By Tim Fernholz
Taiwan’s Export-Import bank is using the toolkit developed by so-called “vulture funds” to sue Grenada in US court for failing to make good on a loan.
The Export-Import Bank of the Republic of China loaned the island country of Grenada some $28 million between 1990 and 2000, but it has stopped making payments on the debt, leading S&P to consider it to be in a state of selective default.
Grenada is paying creditors who worked with it to restructure its debt after two hurricanes, but the Ex-Im bank has refused to be part of that process.
The lawsuit, filed by the Ex-Im Bank on March 4, relies on the precedent established by American hedge funds who bought up cheap Argentine debt during the country’s default and are suing Argentina for full repayment.
That means relying on the “pari passu” clause in the bond, which demands equal treatment of all creditors, and targeting the debtors’ payment processor in the United States, once again Bank of New York Mellon, to force the debtor to pay all of its creditors, hold-outs and hair-cut takers alike, or no one.
This case touches on worries raised by the precedent set in the Argentina litigation: Will hold-out creditors be able to halt payments to other bond-holders until their concerns are satisfied, making restructuring a huge challenge, or will the inability of the courts to enforce its interpretation of the contract hurt the status of US financial markets?
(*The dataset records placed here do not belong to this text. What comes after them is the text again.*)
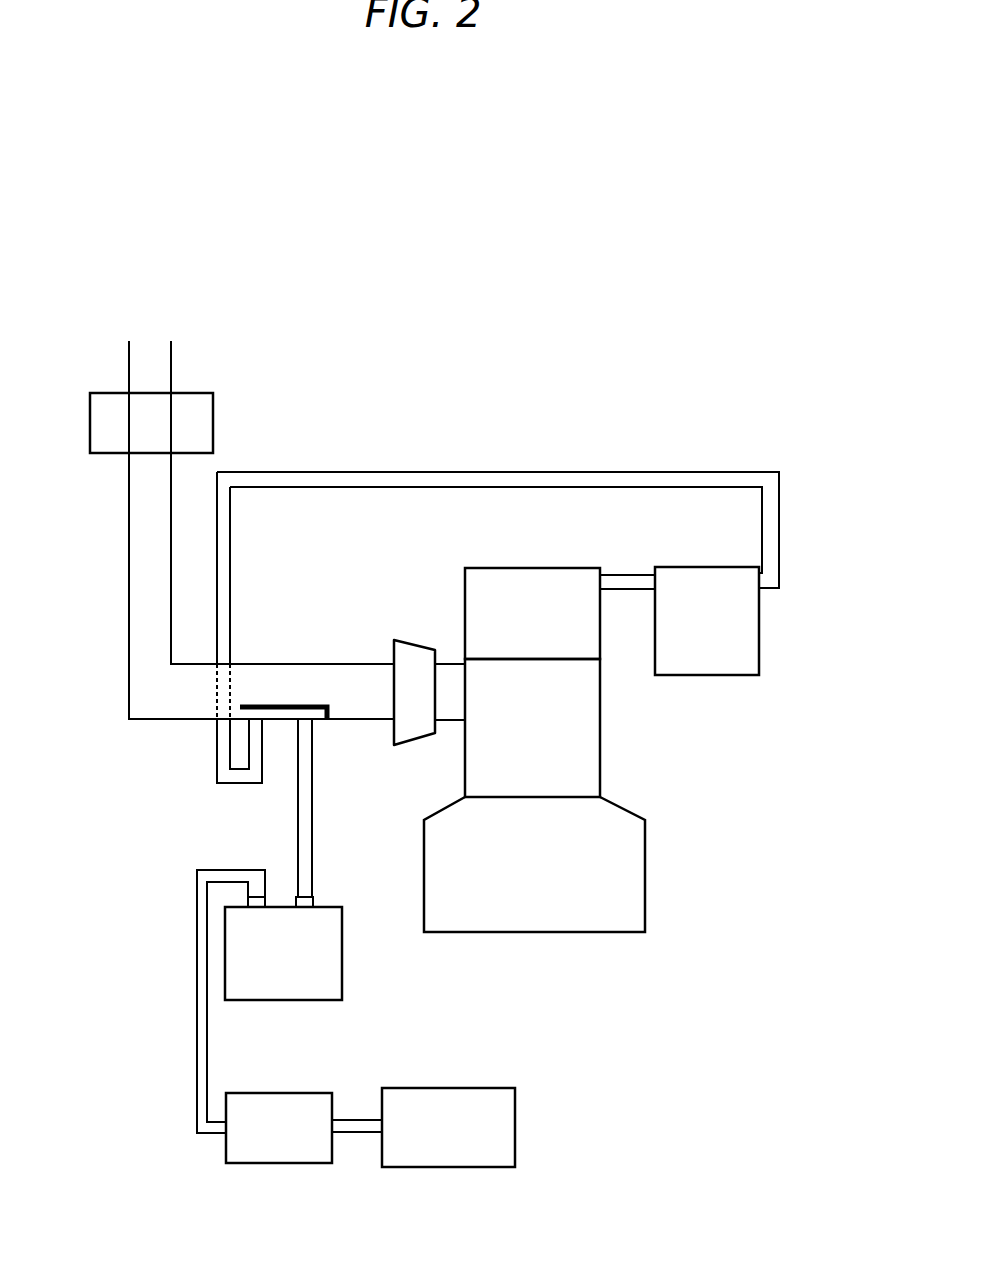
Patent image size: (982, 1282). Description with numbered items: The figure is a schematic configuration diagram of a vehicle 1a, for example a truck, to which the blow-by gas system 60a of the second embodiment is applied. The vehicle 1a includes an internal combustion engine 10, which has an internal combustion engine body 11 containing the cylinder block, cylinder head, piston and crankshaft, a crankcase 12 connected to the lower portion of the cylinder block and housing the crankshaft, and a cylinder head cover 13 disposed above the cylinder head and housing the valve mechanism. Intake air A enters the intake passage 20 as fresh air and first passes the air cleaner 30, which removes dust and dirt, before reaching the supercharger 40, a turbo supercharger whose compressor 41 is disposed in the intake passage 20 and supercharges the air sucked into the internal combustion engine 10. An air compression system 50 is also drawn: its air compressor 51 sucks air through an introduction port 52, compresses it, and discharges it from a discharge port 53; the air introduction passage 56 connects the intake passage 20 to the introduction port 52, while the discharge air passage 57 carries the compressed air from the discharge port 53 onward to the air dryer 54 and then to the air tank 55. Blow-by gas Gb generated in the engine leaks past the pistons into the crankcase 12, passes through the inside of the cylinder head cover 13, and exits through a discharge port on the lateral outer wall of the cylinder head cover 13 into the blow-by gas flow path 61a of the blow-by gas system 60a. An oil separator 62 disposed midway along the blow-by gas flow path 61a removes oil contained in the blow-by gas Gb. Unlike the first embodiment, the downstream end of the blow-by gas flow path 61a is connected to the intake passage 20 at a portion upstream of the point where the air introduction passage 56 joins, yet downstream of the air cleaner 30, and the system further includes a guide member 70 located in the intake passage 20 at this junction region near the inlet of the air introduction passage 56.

The vehicle 1a is at (105, 209).
The internal combustion engine 10 is at (573, 761).
The internal combustion engine body 11 is at (600, 735).
The crankcase 12 is at (645, 877).
The cylinder head cover 13 is at (505, 578).
The intake passage 20 is at (171, 365).
The air cleaner 30 is at (213, 425).
The supercharger 40 is at (388, 660).
The compressor 41 is at (412, 648).
The air compression system 50 is at (178, 830).
The air compressor 51 is at (342, 950).
The introduction port 52 is at (314, 902).
The discharge port 53 is at (265, 896).
The air dryer 54 is at (262, 1093).
The air tank 55 is at (420, 1088).
The air introduction passage 56 is at (312, 805).
The discharge air passage 57 is at (197, 930).
The blow-by gas system 60a is at (746, 373).
The blow-by gas flow path 61a is at (658, 476).
The oil separator 62 is at (760, 658).
The guide member 70 is at (302, 696).
The intake air A is at (148, 350).
The blow-by gas Gb is at (525, 480).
Beyond each case’s individual winners and losers, neither outcome is particularly ideal for anyone – governments seeking to borrow money or the markets who lend to them.
That has some on Wall Street wondering if the filing might influence the judges that will rule on the Argentina case.
A research note circulating at JP Morgan wondered if pari passu litigation is “going viral,” and if that could lead the court to re-open arguments about how to interpret the requirement for equal treatment among bondholders.
“China vs Grenada … offers those who fear the unknown consequences from a potential upholding of the pari passu ruling against Argentina a piece of evidence that the ramifications of pari passu may well merit more consideration than the Court has been willing to admit so far,” the note continues.
“[If] Judges can be induced to entertain second-thoughts regarding the consequences of a potential adverse Argentina ruling (in this way or in others) then such developments could be relevant.”